In R v Shanahan in 1861 the Full Court of the Supreme Court of New South Wales, Stephen CJ., Milford and Wise JJ held that a right of reply in a criminal prosecution was to be afforded to the Crown. It was reported of the Chief Justice that the right or reply 'belonged to the person practically and in fact representing the Crown, not one who but theoretically represented it, as would be the case with counsel for a private prosecutor … there could be no doubt as to the existence of the right in the person actually and practically representing the Crown.
However, in R v O'Donoghue Hunt J dealt with the current position; his Honour said at p 404:
Where counsel for the accused abuses his anomalous right of last address, it becomes the duty of the trial judge to ensure that the balance is kept between the parties: cf Cleland at 10. The power given by s 405(3) to grant leave to the crown to make a supplementary address after that of counsel for the accused is limited to those cases where counsel for the accused has asserted relevant facts which are not supported by any evidence or by his client's unsworn statement. Such leave cannot be granted to the Crown simply because counsel for the accused has put arguments to the jury which are fallacious, illogical, extravagant, excessive, unwarranted or dishonest: cf Glusheski (1986) 33 A Crim.R 193. The task of pointing out such blemishes used to be left to the Crown Prosecutor who had the last address. Where such arguments have reasonably not been foreseen by the Crown in advance, it is now left to the trial judge to clean up the mess created by counsel for the accused, otherwise the jury may be quite wrongly influenced in its deliberations to the prejudice of the Crown.
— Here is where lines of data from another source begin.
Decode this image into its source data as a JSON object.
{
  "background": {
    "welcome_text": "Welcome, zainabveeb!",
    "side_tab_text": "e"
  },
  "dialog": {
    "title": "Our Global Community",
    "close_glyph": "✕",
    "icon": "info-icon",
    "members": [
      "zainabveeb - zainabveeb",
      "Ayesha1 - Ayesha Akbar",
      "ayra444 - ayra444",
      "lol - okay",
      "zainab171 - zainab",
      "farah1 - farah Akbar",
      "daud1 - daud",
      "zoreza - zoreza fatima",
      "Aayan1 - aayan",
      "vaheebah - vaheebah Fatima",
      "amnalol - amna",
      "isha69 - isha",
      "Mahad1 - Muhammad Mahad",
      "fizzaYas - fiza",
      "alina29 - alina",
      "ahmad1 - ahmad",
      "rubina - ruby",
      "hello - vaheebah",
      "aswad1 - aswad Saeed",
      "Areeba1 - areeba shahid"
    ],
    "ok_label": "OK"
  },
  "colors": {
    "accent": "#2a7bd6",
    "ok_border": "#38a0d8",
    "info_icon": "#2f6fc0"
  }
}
Each of the 19th Century authorities deal with the right of the Crown to address in reply in jury trials. The judgment in R v O'Donoghue updates the position in the earlier cases by reflecting what is a limitation imposed by s 405(3) of the Crimes Act 1900 on the right of the Crown to further address the jury in reply to excesses by counsel for the defendant. Neither the submissions of Woolworths nor the judgments suggest any reason why I should regard them as applicable in the present case.
There is, so far as I am aware, no rule, practice or usage of this Court which either expressly authorises or restricts the Court in hearing a prosecutor in reply. Part 13, Rule 9, Supplementary Practice Before Court, of the Court's Rules, provides that where there are no relevant rules, established practice, procedure, usage or any order, direction or practice note in force:
The practice, procedure or usage of the Supreme Court … is, as far as practicable, to regulate the practice, procedure or usage of the Court.
Part 34, Rule 6 of the Supreme Court Rules concerns the order of addresses, but in the civil jurisdiction of that Court. Part 75, Criminal Proceedings of those Rules provides that many other parts and rules are applicable to criminal proceedings in the Court but not Part 34, Rule 6.
Division 2 of Part 75 applies to proceedings in the Supreme Court under the Supreme Court (Summary Jurisdiction) Act 1967, which binds this Court by virtue of s 298(2) of the Industrial Relations Act 1991.
No provision is made in these rules or the Supreme Court (Summary Jurisdiction) Act 1967 for the order of addresses or the matter of a reply.
It seems to me to follow necessarily that the matter of a reply is for the Court to determine in the exercise of its discretion. Whilst commonly in my experience in these matters the prosecutor will address first and the defendant second, with no reply sought or given, this does not to my mind amount to a practice or usage. (pp 4 - 7)
97 It may be of some relevance that the Criminal Procedure Act 1986, Pt 4, Criminal Procedure Generally, in Division 2, deals with general trial procedure. Section 97 deals with an opening address to a jury by an accused and s 98 deals with the closing address to a jury by an accused person and in sub section (2) notes that, if in the accused person's closing address, relevant facts are asserted that are not supported by evidence that is before the jury, the court may grant leave for the Crown to make a supplementary address to the jury replying to any such assertion. In its limited circumstances this provision at least contemplates a reply by the prosecution.